I’m trying ot use a dotnet timer to close a dialog after x amount of time…it’s to restrict a piece of trial software to short sessions. I was previously using a max timer, but that’s too easy to circumvent, I assumed a dotnet one would be more ‘secure’. However, I can’t seem to get it to work… I get MAXscript Rollout Handlers Exeptions – unknown system exception.

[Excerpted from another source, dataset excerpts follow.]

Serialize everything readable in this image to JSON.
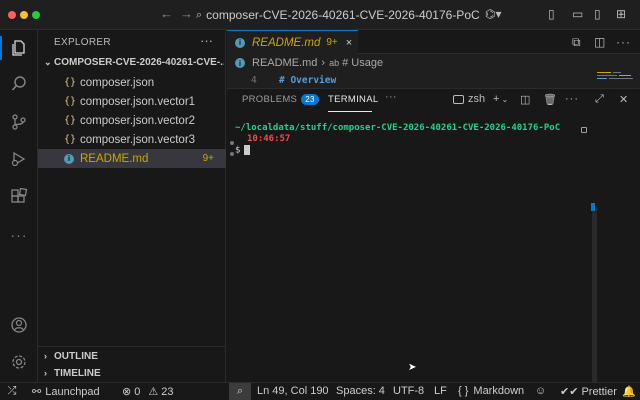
{
  "titlebar": {
    "search_text": "composer-CVE-2026-40261-CVE-2026-40176-PoC",
    "back_icon": "arrow-left-icon",
    "forward_icon": "arrow-right-icon"
  },
  "activitybar": {
    "items": [
      "explorer-icon",
      "search-icon",
      "source-control-icon",
      "run-debug-icon",
      "extensions-icon",
      "more-icon"
    ],
    "bottom": [
      "account-icon",
      "settings-icon"
    ]
  },
  "sidebar": {
    "title": "EXPLORER",
    "more": "···",
    "folder": "COMPOSER-CVE-2026-40261-CVE-...",
    "files": [
      {
        "icon": "{}",
        "name": "composer.json"
      },
      {
        "icon": "{}",
        "name": "composer.json.vector1"
      },
      {
        "icon": "{}",
        "name": "composer.json.vector2"
      },
      {
        "icon": "{}",
        "name": "composer.json.vector3"
      },
      {
        "icon": "i",
        "name": "README.md",
        "badge": "9+"
      }
    ],
    "outline": "OUTLINE",
    "timeline": "TIMELINE"
  },
  "editor": {
    "tab": {
      "name": "README.md",
      "badge": "9+",
      "close": "×"
    },
    "breadcrumb": {
      "file": "README.md",
      "sep": "›",
      "symbol": "# Usage"
    },
    "line_number": "4",
    "line_code": "# Overview"
  },
  "panel": {
    "problems_label": "PROBLEMS",
    "problems_count": "23",
    "terminal_label": "TERMINAL",
    "more": "···",
    "shell": "zsh",
    "add": "+",
    "term_path": "~/localdata/stuff/composer-CVE-2026-40261-CVE-2026-40176-PoC",
    "term_time": "10:46:57",
    "term_prompt": "$"
  },
  "statusbar": {
    "launchpad": "Launchpad",
    "errors": "0",
    "warnings": "23",
    "position": "Ln 49, Col 190",
    "spaces": "Spaces: 4",
    "encoding": "UTF-8",
    "eol": "LF",
    "language_braces": "{ }",
    "language": "Markdown",
    "prettier": "Prettier"
  },
  "colors": {
    "accent": "#0078d4",
    "warning": "#cca700",
    "terminal_path": "#23d18b",
    "terminal_time": "#f14c4c"
  }
}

Here’s the test code, which should shut after 5 seconds.

global test
 rollout test "Testing"
 (
 	   local myTimer = dotnetobject "System.Timers.Timer" 5000 autoreset:true
 	 
 	fn onElapsed sender args =
 	(
 		myTimer.Stop()
 		dotnet.removeAllEventHandlers myTimer
 		myTimer.Dispose()
 		destroydialog test
 	)
 
 	on test open do
 	(
 		dotnet.AddEventHandler myTimer #elapsed onElapsed
 		dotNet.setLifetimeControl myTimer #dotnet
 		myTimer.Start()
 	)
 
 )
 try (destroyDialog test) catch()
 createDialog test

I’m not really sure about dotnet stuff in general, so I could be approaching this wrong.
Beware… this code seems to my max unstable.

Any help apprciated…

4 Replies
 lo1

try this as a workaround:

global test
 rollout test "Testing"
 (
	timer maxTimer interval:1 active:off	 
	on maxTimer tick do destroyDialog test
	 
 	   local myTimer = dotnetobject "System.Timers.Timer" 5000 autoreset:true
 	 
 	fn onElapsed sender args =
 	(
 		myTimer.Stop()
 		dotnet.removeAllEventHandlers myTimer
 		myTimer.Dispose()
                maxTimer.interval = 1 --in case it was tampered with
 		maxTimer.active = on
 	)
 
 	on test open do
 	(
 		dotnet.AddEventHandler myTimer #elapsed onElapsed
 		dotNet.setLifetimeControl myTimer #dotnet
 		myTimer.Start()
 	)
 
 )
 try (destroyDialog test) catch()
 createDialog test
1 Reply
(@rorschach)
Joined: 11 months ago

Posts: 0

Nice solution, I love that you use the max timer, the one thing I was avoiding to make it work. I wonder if there’s a cleaner method? Why would it be that you can’t close the dialog with the dotnet function? Anyone?

maybe moving the creation of dotnet timer inside the on-open handle w’d make it more sequre

 lo1

There a lot of functions in max that need to be called directly from the max UI thread. The dotnet timers (system.timers.timer and system.threading.timers, I think windows.forms.timer is ok) are executed on a different thread.